The creature was not his god. She was like him, a mortal who knelt and gave herself to the divine. The god they both worshipped is in the earth itself, in the soil, in the rock. She had given her service and the earth was grateful to her and let her rest. And now—

True divinity can not be comprehended by mortal minds. There must be a messenger, an apostle to share God’s grace. And the god within the earth will not allow itself to be bound again.

You are my eyes, God speaks in him, in his bones, in the beat of his heart. You are my mouth. You are my feet, my hands.

I am yours, Thomas thinks back, burning, burning. He feels the swell of life around him, every blade of grass, every tree, every creature and insect and— And the human, mortal man kneeling over him with renewed devotion.
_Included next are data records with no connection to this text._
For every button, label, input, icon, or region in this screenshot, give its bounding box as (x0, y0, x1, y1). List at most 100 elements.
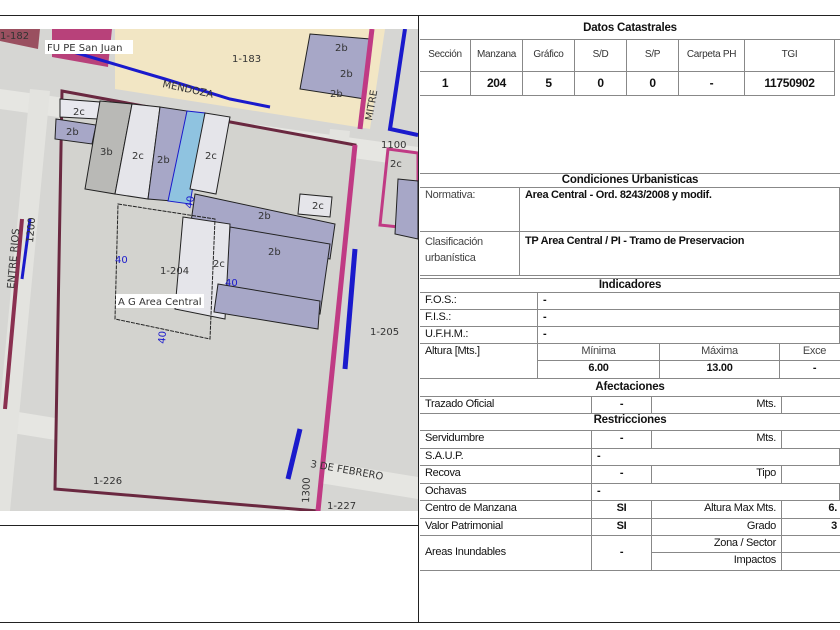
zone-code: 2b (66, 127, 79, 138)
impactos-value (782, 553, 840, 571)
grado-value: 3 (782, 519, 840, 536)
dimension-label: 40 (184, 195, 197, 209)
altura-max-value: 6. (782, 501, 840, 519)
zone-code: 2c (312, 201, 324, 212)
value-carpeta-ph: - (679, 72, 745, 96)
altura-max-label: Altura Max Mts. (652, 501, 782, 519)
section-title-datos: Datos Catastrales (420, 22, 840, 40)
zona-sector-label: Zona / Sector (652, 536, 782, 553)
parcel-label: 1-227 (327, 501, 356, 511)
header-seccion: Sección (420, 40, 471, 72)
servidumbre-mts-value (782, 431, 840, 449)
zone-code: 2b (157, 155, 170, 166)
maxima-value: 13.00 (660, 361, 780, 379)
panel-divider (418, 15, 419, 623)
header-grafico: Gráfico (523, 40, 575, 72)
value-grafico: 5 (523, 72, 575, 96)
street-number: 1300 (301, 477, 313, 503)
value-manzana: 204 (471, 72, 523, 96)
saup-label: S.A.U.P. (420, 449, 592, 466)
minima-value: 6.00 (538, 361, 660, 379)
section-title-restricciones: Restricciones (420, 414, 840, 431)
dimension-label: 40 (157, 331, 169, 345)
zone-code: 2c (213, 259, 225, 270)
clasificacion-value: TP Area Central / PI - Tramo de Preserva… (520, 232, 840, 276)
zone-code: 2c (73, 107, 85, 118)
parcel-label: 1-205 (370, 327, 399, 338)
valor-patrimonial-value: SI (592, 519, 652, 536)
zone-code: 2c (205, 151, 217, 162)
clasificacion-label-line1: Clasificación (425, 236, 483, 248)
recova-value: - (592, 466, 652, 484)
centro-manzana-label: Centro de Manzana (420, 501, 592, 519)
maxima-label: Máxima (660, 344, 780, 361)
street-number: 1200 (25, 217, 38, 243)
zone-code: 2b (330, 89, 343, 100)
header-sd: S/D (575, 40, 627, 72)
zone-code: 2c (390, 159, 402, 170)
zona-sector-value (782, 536, 840, 553)
zone-code: 3b (100, 147, 113, 158)
zone-code: 2c (132, 151, 144, 162)
fis-label: F.I.S.: (420, 310, 538, 327)
cadastral-map[interactable]: FU PE San Juan A G Area Central 1-182 1-… (0, 29, 418, 511)
trazado-label: Trazado Oficial (420, 397, 592, 414)
map-bottom-border (0, 525, 418, 526)
recova-tipo-value (782, 466, 840, 484)
servidumbre-value: - (592, 431, 652, 449)
zone-label-ag: A G Area Central (118, 297, 202, 308)
impactos-label: Impactos (652, 553, 782, 571)
parcel-label: 1-182 (0, 31, 29, 42)
valor-patrimonial-label: Valor Patrimonial (420, 519, 592, 536)
recova-label: Recova (420, 466, 592, 484)
zone-code: 2b (335, 43, 348, 54)
header-sp: S/P (627, 40, 679, 72)
fos-label: F.O.S.: (420, 293, 538, 310)
zone-label-fu: FU PE San Juan (47, 43, 123, 54)
parcel-label: 1-204 (160, 266, 189, 277)
zone-code: 2b (258, 211, 271, 222)
saup-value: - (592, 449, 840, 466)
value-seccion: 1 (420, 72, 471, 96)
header-tgi: TGI (745, 40, 835, 72)
fos-value: - (538, 293, 840, 310)
parcel-label: 1-183 (232, 54, 261, 65)
clasificacion-label-line2: urbanística (425, 252, 476, 264)
ochavas-value: - (592, 484, 840, 501)
normativa-label: Normativa: (420, 188, 520, 232)
excepcion-value: - (780, 361, 840, 379)
servidumbre-label: Servidumbre (420, 431, 592, 449)
normativa-value: Area Central - Ord. 8243/2008 y modif. (520, 188, 840, 232)
ochavas-label: Ochavas (420, 484, 592, 501)
trazado-mts-value (782, 397, 840, 414)
parcel-label: 1-226 (93, 476, 122, 487)
top-border (0, 15, 840, 16)
trazado-mts-label: Mts. (652, 397, 782, 414)
value-tgi: 11750902 (745, 72, 835, 96)
header-manzana: Manzana (471, 40, 523, 72)
centro-manzana-value: SI (592, 501, 652, 519)
dimension-label: 40 (115, 255, 128, 266)
areas-inundables-label: Areas Inundables (420, 536, 592, 571)
section-title-afectaciones: Afectaciones (420, 381, 840, 397)
value-sp: 0 (627, 72, 679, 96)
grado-label: Grado (652, 519, 782, 536)
zone-code: 2b (268, 247, 281, 258)
trazado-value: - (592, 397, 652, 414)
section-title-indicadores: Indicadores (420, 278, 840, 293)
clasificacion-label: Clasificación urbanística (420, 232, 520, 276)
ufhm-value: - (538, 327, 840, 344)
fis-value: - (538, 310, 840, 327)
zone-code: 2b (340, 69, 353, 80)
header-carpeta-ph: Carpeta PH (679, 40, 745, 72)
street-number: 1100 (381, 140, 406, 151)
ufhm-label: U.F.H.M.: (420, 327, 538, 344)
recova-tipo-label: Tipo (652, 466, 782, 484)
value-sd: 0 (575, 72, 627, 96)
bottom-border (0, 622, 840, 623)
section-title-condiciones: Condiciones Urbanisticas (420, 173, 840, 188)
dimension-label: 40 (225, 278, 238, 289)
altura-label: Altura [Mts.] (420, 344, 538, 379)
servidumbre-mts-label: Mts. (652, 431, 782, 449)
areas-inundables-value: - (592, 536, 652, 571)
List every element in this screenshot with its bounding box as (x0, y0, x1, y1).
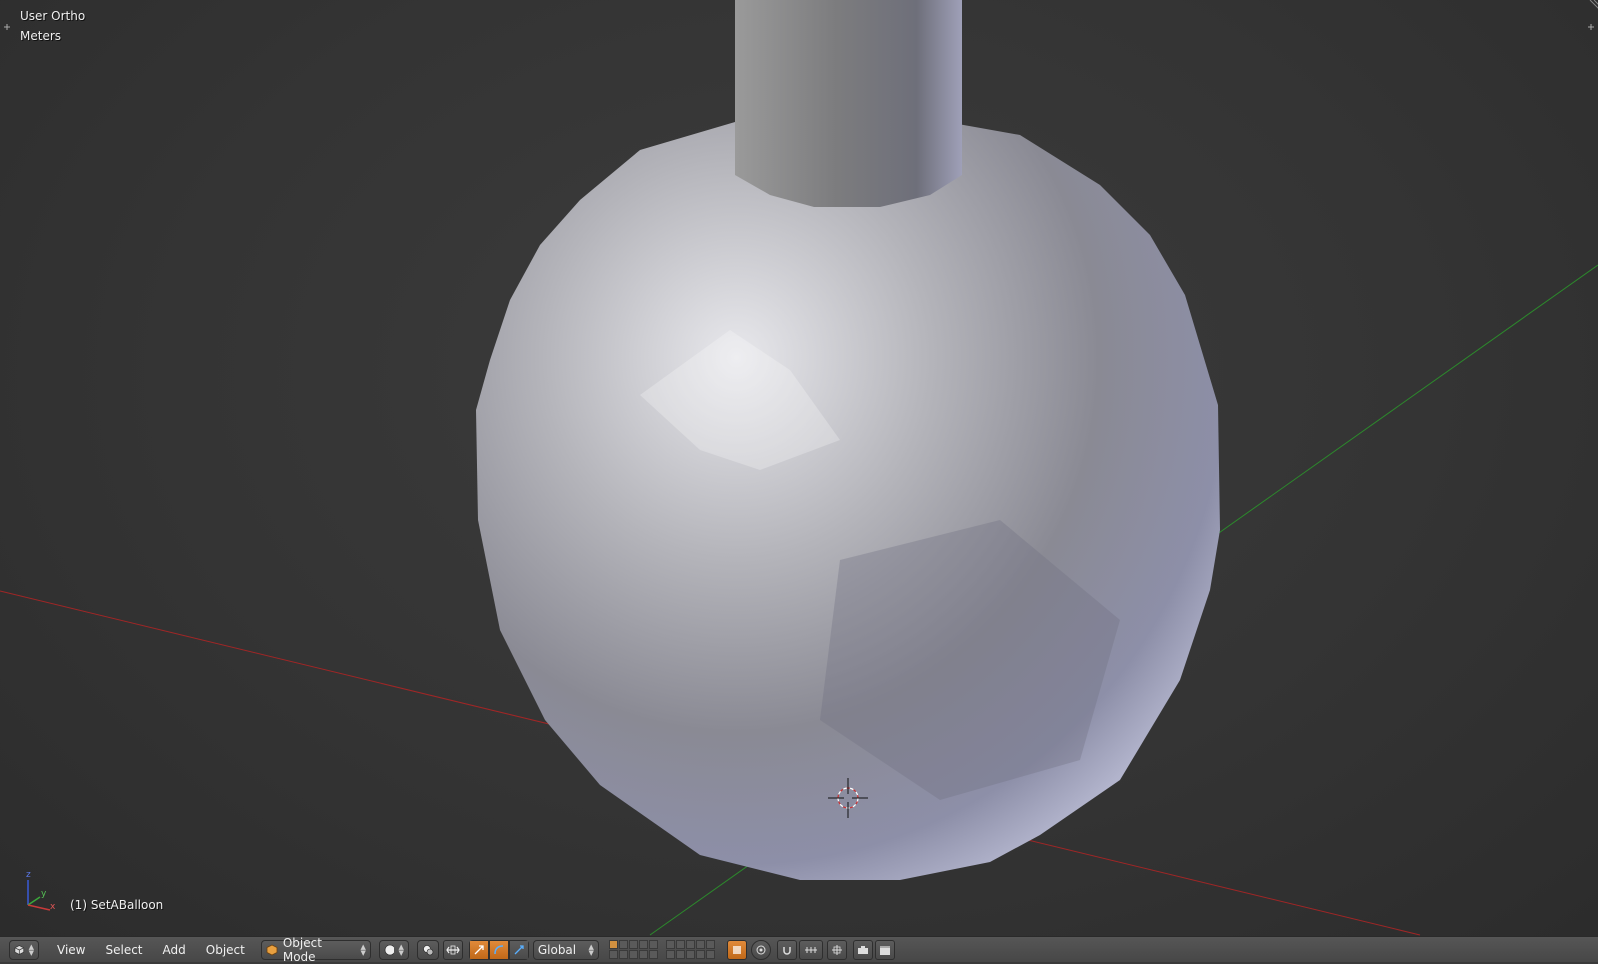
editor-type-selector[interactable]: ▲ ▼ (9, 939, 39, 960)
layer-cell[interactable] (608, 940, 618, 949)
scale-arrow-icon (514, 944, 524, 954)
layers-group-2[interactable] (665, 940, 715, 959)
area-corner-handle[interactable] (1588, 0, 1598, 10)
balloon-mesh[interactable] (476, 112, 1220, 880)
gizmo-z-label: z (26, 870, 31, 880)
gizmo-y-label: y (41, 889, 47, 899)
layer-cell[interactable] (675, 940, 685, 949)
layer-cell[interactable] (705, 950, 715, 959)
layer-cell[interactable] (685, 940, 695, 949)
layer-cell[interactable] (648, 950, 658, 959)
camera-icon (857, 945, 868, 954)
layer-cell[interactable] (695, 950, 705, 959)
layer-cell[interactable] (618, 940, 628, 949)
scene-canvas[interactable]: z y x (0, 0, 1598, 936)
viewport-header: ▲ ▼ View Select Add Object Object Mode ▲ ▼… (0, 936, 1598, 964)
scene-lock-icon (732, 945, 741, 954)
gizmo-x-label: x (50, 902, 56, 912)
updown-arrows-icon: ▲ ▼ (360, 942, 366, 957)
axis-gizmo-icon: z y x (26, 870, 56, 912)
snap-toggle-button[interactable] (776, 939, 797, 960)
updown-arrows-icon: ▲ ▼ (588, 942, 594, 957)
pivot-point-dropdown[interactable] (416, 939, 439, 960)
grid-crosshair-icon (831, 944, 842, 955)
transform-orientation-dropdown[interactable]: Global ▲ ▼ (532, 939, 599, 960)
cylinder-mesh[interactable] (735, 0, 962, 207)
active-object-label: (1) SetABalloon (70, 898, 164, 912)
scale-manipulator-button[interactable] (508, 939, 529, 960)
pivot-point-icon (423, 944, 434, 955)
viewport-shading-dropdown[interactable]: ▲ ▼ (378, 939, 409, 960)
transform-orientation-label: Global (537, 942, 577, 957)
menu-object[interactable]: Object (196, 943, 255, 957)
layers-group-1[interactable] (608, 940, 658, 959)
layer-cell[interactable] (665, 950, 675, 959)
menu-select[interactable]: Select (95, 943, 152, 957)
proportional-circle-icon (756, 945, 766, 954)
units-label: Meters (20, 29, 62, 43)
snap-element-dropdown[interactable] (798, 939, 823, 960)
rotate-manipulator-button[interactable] (488, 939, 509, 960)
solid-sphere-icon (384, 944, 395, 955)
render-opengl-image-button[interactable] (852, 939, 873, 960)
layer-cell[interactable] (665, 940, 675, 949)
layer-cell[interactable] (685, 950, 695, 959)
snap-increment-icon (804, 946, 817, 953)
3d-viewport[interactable]: z y x User Ortho Meters (1) SetABalloon (0, 0, 1598, 936)
render-opengl-animation-button[interactable] (874, 939, 895, 960)
layer-cell[interactable] (638, 950, 648, 959)
manipulator-toggle[interactable] (442, 939, 463, 960)
translate-manipulator-button[interactable] (468, 939, 489, 960)
manipulator-icon (446, 945, 460, 954)
view-name-label: User Ortho (20, 9, 86, 23)
viewport-overlay-button[interactable] (826, 939, 847, 960)
updown-arrows-icon: ▲ ▼ (398, 942, 404, 957)
layer-cell[interactable] (618, 950, 628, 959)
mode-dropdown[interactable]: Object Mode ▲ ▼ (260, 936, 371, 964)
layer-cell[interactable] (608, 950, 618, 959)
cube-icon (14, 944, 25, 955)
region-split-handle-top-left[interactable] (2, 22, 12, 32)
layer-cell[interactable] (705, 940, 715, 949)
object-cube-icon (266, 944, 278, 955)
layer-cell[interactable] (648, 940, 658, 949)
layer-cell[interactable] (628, 940, 638, 949)
clapperboard-icon (879, 945, 890, 955)
lock-to-scene-button[interactable] (726, 939, 747, 960)
layer-cell[interactable] (675, 950, 685, 959)
layer-cell[interactable] (628, 950, 638, 959)
menu-view[interactable]: View (47, 943, 95, 957)
magnet-icon (783, 946, 791, 955)
mode-dropdown-label: Object Mode (282, 935, 322, 964)
region-split-handle-top-right[interactable] (1586, 22, 1596, 32)
rotate-arc-icon (494, 944, 503, 954)
layer-cell[interactable] (638, 940, 648, 949)
menu-add[interactable]: Add (153, 943, 196, 957)
proportional-edit-button[interactable] (750, 939, 771, 960)
translate-arrow-icon (474, 944, 484, 954)
updown-arrows-icon: ▲ ▼ (28, 942, 34, 957)
layer-cell[interactable] (695, 940, 705, 949)
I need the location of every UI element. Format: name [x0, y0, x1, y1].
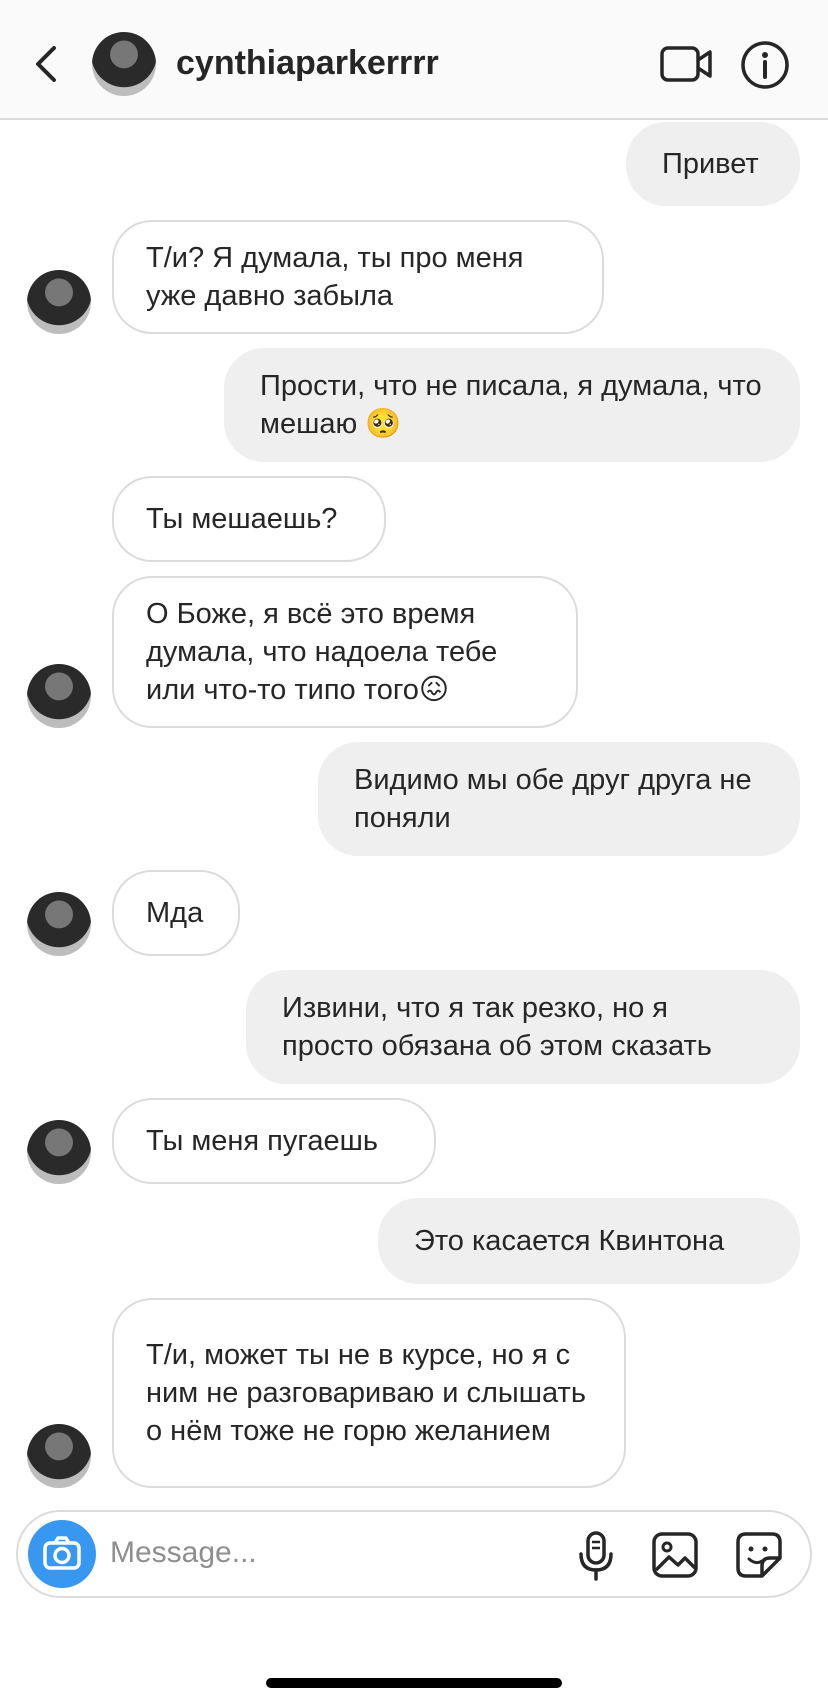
sticker-icon[interactable]: [734, 1530, 784, 1580]
username[interactable]: cynthiaparkerrrr: [176, 44, 439, 83]
camera-icon: [43, 1536, 81, 1570]
avatar: [27, 270, 91, 334]
message-composer: Message...: [16, 1510, 812, 1598]
message-outgoing[interactable]: Это касается Квинтона: [378, 1198, 800, 1284]
message-text: Видимо мы обе друг друга не поняли: [354, 764, 752, 834]
message-text: Т/и, может ты не в курсе, но я с ним не …: [146, 1339, 586, 1447]
microphone-icon[interactable]: [576, 1530, 616, 1582]
message-incoming[interactable]: Ты мешаешь?: [112, 476, 386, 562]
avatar: [27, 1424, 91, 1488]
info-icon[interactable]: [740, 40, 790, 90]
message-outgoing[interactable]: Привет: [626, 122, 800, 206]
message-outgoing[interactable]: Видимо мы обе друг друга не поняли: [318, 742, 800, 856]
message-incoming[interactable]: Мда: [112, 870, 240, 956]
message-input[interactable]: Message...: [110, 1536, 257, 1570]
message-incoming[interactable]: Т/и? Я думала, ты про меня уже давно заб…: [112, 220, 604, 334]
message-text: Ты мешаешь?: [146, 503, 338, 535]
message-incoming[interactable]: Ты меня пугаешь: [112, 1098, 436, 1184]
message-outgoing[interactable]: Прости, что не писала, я думала, что меш…: [224, 348, 800, 462]
gallery-icon[interactable]: [650, 1530, 700, 1580]
chevron-left-icon[interactable]: [28, 42, 64, 86]
message-text: Это касается Квинтона: [414, 1225, 725, 1257]
message-text: Извини, что я так резко, но я просто обя…: [282, 992, 712, 1062]
avatar: [27, 664, 91, 728]
message-text: Ты меня пугаешь: [146, 1125, 378, 1157]
message-text: Привет: [662, 148, 759, 180]
message-incoming[interactable]: Т/и, может ты не в курсе, но я с ним не …: [112, 1298, 626, 1488]
chat-header: cynthiaparkerrrr: [0, 0, 828, 120]
camera-button[interactable]: [28, 1520, 96, 1588]
message-text: Мда: [146, 897, 204, 929]
message-outgoing[interactable]: Извини, что я так резко, но я просто обя…: [246, 970, 800, 1084]
avatar: [27, 892, 91, 956]
message-incoming[interactable]: О Боже, я всё это время думала, что надо…: [112, 576, 578, 728]
avatar[interactable]: [92, 32, 156, 96]
message-text: О Боже, я всё это время думала, что надо…: [146, 598, 498, 706]
home-indicator: [266, 1678, 562, 1688]
message-text: Прости, что не писала, я думала, что меш…: [260, 370, 762, 440]
message-text: Т/и? Я думала, ты про меня уже давно заб…: [146, 242, 524, 312]
video-camera-icon[interactable]: [660, 44, 712, 84]
avatar: [27, 1120, 91, 1184]
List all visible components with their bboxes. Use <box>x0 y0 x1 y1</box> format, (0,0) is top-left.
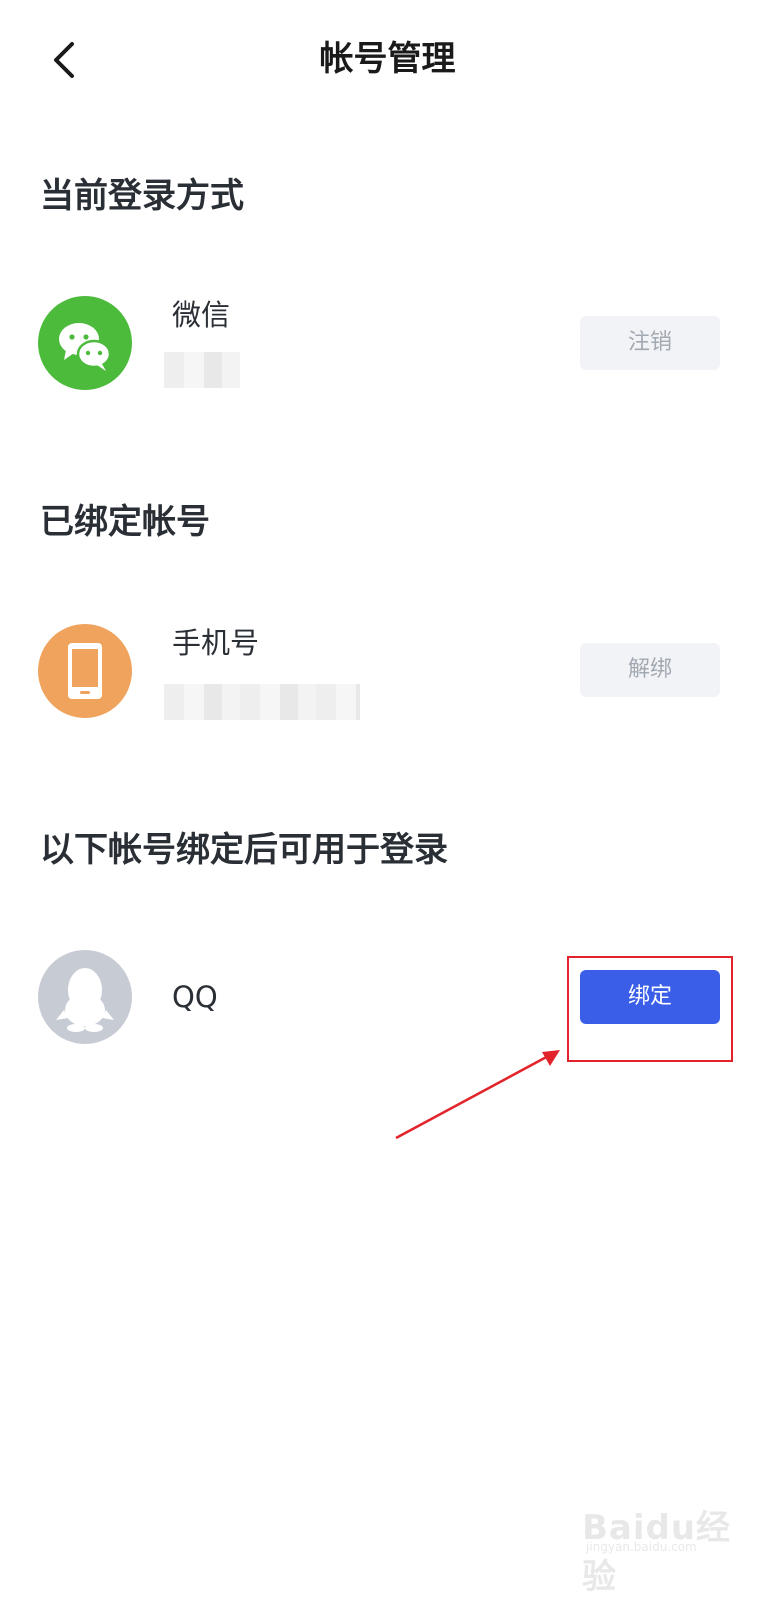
logout-button[interactable]: 注销 <box>580 316 720 370</box>
back-button[interactable] <box>40 36 88 84</box>
chevron-left-icon <box>54 42 74 78</box>
section-title-bindable: 以下帐号绑定后可用于登录 <box>40 830 448 870</box>
account-row-phone: 手机号 解绑 <box>0 620 775 720</box>
watermark-subtext: jingyan.baidu.com <box>586 1540 697 1554</box>
account-name-wechat: 微信 <box>172 298 231 332</box>
wechat-icon <box>38 296 132 390</box>
section-title-bound-accounts: 已绑定帐号 <box>40 502 210 542</box>
annotation-arrow-icon <box>395 1050 560 1140</box>
phone-icon <box>38 624 132 718</box>
masked-phone-number <box>164 684 360 720</box>
page-title: 帐号管理 <box>319 39 456 79</box>
top-bar: 帐号管理 <box>0 0 775 120</box>
account-name-qq: QQ <box>172 980 218 1014</box>
watermark-logo: Baidu经验 jingyan.baidu.com <box>582 1500 732 1597</box>
account-row-wechat: 微信 注销 <box>0 292 775 392</box>
highlight-box <box>567 956 733 1062</box>
qq-penguin-icon <box>38 950 132 1044</box>
masked-account-id <box>164 352 240 388</box>
unbind-button[interactable]: 解绑 <box>580 643 720 697</box>
account-name-phone: 手机号 <box>172 626 260 660</box>
section-title-current-login: 当前登录方式 <box>40 176 244 216</box>
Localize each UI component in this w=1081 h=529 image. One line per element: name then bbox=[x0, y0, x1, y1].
“Forgive me?” Malcolm begs. “I never meant— It all went so wrong.”

It did. Thomas knows everything now. Malcolm should have knelt as Thomas did and offered his devotion, but his pride and greed corrupted the divine. Malcolm was too weak to be the eyes of God, the mouth, the hands, the feet. But with the others gone—

The god within Thomas needs the faith of its worshippers. And it is hungry. It will give Malcolm another chance, the grace to prove himself true. If Malcolm fails, the mouth of God will take what already belongs to it. But if not—

“Yes, my son,” Thomas says, and feels as though the god speaking with his mouth is saying it to him as well, lifting the grief and pain and regret like the laudanum never could. “You are forgiven.”

Malcolm sobs and bows his head, pressing his face against Thomas’ belly, tears soaking into his shirt. Tears are not blood but they are another kind of sustenance. God hungers for many things. It sees now that the old ways were lost, that the world must be taught them anew. It did not understand that but Thomas does. Thomas will teach God and God will teach Thomas, and together—

Together they shall be a divine missionary and reclaim all the earth from the false gods that plague it.